Spanish Government Delegation security round table meetings, with the town councils of Gran Canaria tourist municipalities, review migrant situation
The Government Delegation in the Canary Islands indicated on Wednesday that the visible increase in police presence, particularly in Gran Canaria’s southern municipalities of Mogán and San Bartolomé de Tirajana, has contributed to reducing feelings of insecurity expressed by residents, based on reports of “isolated” altercations between migrants temporarily accommodated in empty hotels. The preplanned security round table meetings, agreed last week, took place individually with members of each of the town councils from the tourist municipalities involved, where it was confirmed that the reported acts of criminality, attributed to a very small number of individuals, had already been resolved.
In a statement, the Delegation expressed gratitude for the coordination between the Security Forces and Police and announced that these meetings are set to continue to be held periodically, as promised by the Government delegate in the Canary Islands, Anselmo Pestana, last week while attending local safety board meetings set up for the purpose.
The coordination roundtable was held at the Government Sub-delegation, and attended by the Government Sub-Delegate María Teresa Mayans, the Mayor Conchi Narváez, the General Director of Child and Family Protection, Iratxe Serrano, the president of the Red Cross Antonio Rico, the security councillor Samuel Henríquez, the councillor for Civil Protection and the Red Cross Inés Rodríguez, and the Commissioner of the San Bartolomé de Tirajana Local Police Isidro Armas.
Priority issues have been addressed, migrants who by their own decision or due to bad behavior are out of the centers and the rate of de-escalation of the use of hotels.
The Red Cross pointed out during one of the security round table meetings, that 72 individuals have been expelled from temporary accommodation, in addition to around 20 who have left on their own initiative, indicating that these cases are “in the hands of the National Police, which in coordination with the Local Police will proceed over the next few days to relocate them to the CIE (Foreigners Internment Centre) for subsequent expulsion.”
The Mogán roundtable was attended by urban development, security and tourism councillor Mency Navarro who expressed regret that their municipal town hall was not being supplied with any of the lists of information they have demanded, regarding the numbers and details of the people currently accommodated or expelled, nor has anyone communicated with them regarding the protocols for dealing with those individuals who have subsequently been expelled from accommodation in the south. Mayans agreed to provide information regarding protocols at their next meeting, on Friday of next week.
It was made clear that any of these people who have been involved in disturbances to public order or who have abandoned the reception facilities, are to be lined up for preferential expulsion, once they are relocated. The deputy delegate of the Spanish Government in Las Palmas, Teresa Mayans , stressed that they are only able to ensure “a limited number of repatriations” but that “that will grow progressively”, along with the “preferential expulsions already being carried out.” She also pointed out that every individual involved is identified to Policia Nacional, who then take responsibility for locating those individuals to ensure they are dealt with appropriately.

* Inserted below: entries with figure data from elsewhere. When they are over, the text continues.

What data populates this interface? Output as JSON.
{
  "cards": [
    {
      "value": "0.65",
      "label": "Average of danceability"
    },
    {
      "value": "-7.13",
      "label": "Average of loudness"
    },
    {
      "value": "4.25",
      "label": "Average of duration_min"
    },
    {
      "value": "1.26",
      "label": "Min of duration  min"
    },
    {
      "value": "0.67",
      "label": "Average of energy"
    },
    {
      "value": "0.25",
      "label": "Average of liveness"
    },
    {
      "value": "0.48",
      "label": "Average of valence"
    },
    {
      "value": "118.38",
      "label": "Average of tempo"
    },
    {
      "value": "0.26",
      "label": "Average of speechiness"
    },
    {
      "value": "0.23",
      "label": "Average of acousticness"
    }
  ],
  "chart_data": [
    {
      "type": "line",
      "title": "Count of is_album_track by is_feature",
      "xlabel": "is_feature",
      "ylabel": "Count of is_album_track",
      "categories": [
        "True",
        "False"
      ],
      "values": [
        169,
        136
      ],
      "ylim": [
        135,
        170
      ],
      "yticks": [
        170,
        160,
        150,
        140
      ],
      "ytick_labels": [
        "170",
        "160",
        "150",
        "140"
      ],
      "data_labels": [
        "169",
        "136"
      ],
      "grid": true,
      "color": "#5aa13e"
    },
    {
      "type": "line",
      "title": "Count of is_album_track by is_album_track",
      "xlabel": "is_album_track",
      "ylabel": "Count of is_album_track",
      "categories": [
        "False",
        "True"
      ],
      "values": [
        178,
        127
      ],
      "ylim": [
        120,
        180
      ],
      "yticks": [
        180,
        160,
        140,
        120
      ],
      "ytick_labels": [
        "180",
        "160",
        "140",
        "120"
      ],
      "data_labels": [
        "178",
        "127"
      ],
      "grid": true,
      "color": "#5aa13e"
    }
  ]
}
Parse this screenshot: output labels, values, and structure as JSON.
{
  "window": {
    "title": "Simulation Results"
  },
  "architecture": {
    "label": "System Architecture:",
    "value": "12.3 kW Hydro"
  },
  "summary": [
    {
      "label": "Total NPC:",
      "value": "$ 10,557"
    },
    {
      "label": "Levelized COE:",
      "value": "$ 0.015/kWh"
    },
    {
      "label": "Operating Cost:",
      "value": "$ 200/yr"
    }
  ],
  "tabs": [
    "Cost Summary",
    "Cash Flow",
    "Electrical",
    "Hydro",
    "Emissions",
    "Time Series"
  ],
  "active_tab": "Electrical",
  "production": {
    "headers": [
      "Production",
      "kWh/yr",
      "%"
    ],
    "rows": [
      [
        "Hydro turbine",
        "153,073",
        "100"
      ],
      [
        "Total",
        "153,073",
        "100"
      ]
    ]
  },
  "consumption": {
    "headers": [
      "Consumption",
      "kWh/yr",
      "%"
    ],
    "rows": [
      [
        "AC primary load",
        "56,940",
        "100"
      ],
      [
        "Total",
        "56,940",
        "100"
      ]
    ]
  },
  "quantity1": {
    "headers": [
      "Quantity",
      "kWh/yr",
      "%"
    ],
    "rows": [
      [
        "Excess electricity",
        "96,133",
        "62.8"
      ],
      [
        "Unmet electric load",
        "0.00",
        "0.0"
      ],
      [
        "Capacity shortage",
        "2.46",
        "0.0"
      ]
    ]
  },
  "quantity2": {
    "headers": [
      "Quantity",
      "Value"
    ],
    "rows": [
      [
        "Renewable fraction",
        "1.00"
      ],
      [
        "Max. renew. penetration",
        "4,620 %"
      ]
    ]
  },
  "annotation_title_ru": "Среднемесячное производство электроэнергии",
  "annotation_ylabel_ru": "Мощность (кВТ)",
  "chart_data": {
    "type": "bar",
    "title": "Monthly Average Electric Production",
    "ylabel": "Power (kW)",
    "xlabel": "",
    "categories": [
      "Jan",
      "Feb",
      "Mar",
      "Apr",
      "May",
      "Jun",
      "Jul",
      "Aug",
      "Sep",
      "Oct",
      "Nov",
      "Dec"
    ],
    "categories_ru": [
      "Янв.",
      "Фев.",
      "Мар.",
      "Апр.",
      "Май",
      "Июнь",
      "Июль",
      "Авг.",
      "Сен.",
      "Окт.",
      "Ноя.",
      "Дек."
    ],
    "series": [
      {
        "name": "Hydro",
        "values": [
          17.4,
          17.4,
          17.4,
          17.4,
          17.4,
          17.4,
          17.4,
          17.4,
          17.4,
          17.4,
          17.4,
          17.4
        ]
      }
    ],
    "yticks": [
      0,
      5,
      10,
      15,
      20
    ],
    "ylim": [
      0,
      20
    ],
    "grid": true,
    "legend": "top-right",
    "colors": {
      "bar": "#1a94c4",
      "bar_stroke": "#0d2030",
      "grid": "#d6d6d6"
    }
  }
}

They spoke of the de-escalation in the use of hotels, the Red Cross considering “the term established” by the Government Delegation “viable”, who indicated the approximate final date for the vacating of tourist establishments for around mid-February.
Phase 1 of the ‘Canarias 50’ military base facilities is already 100% complete and phase 2 has begun, in addition to the adaptation of other centres on Gran Canaria and other islands that “are progressing at a good pace, making it feasible to comply with the established schedule”.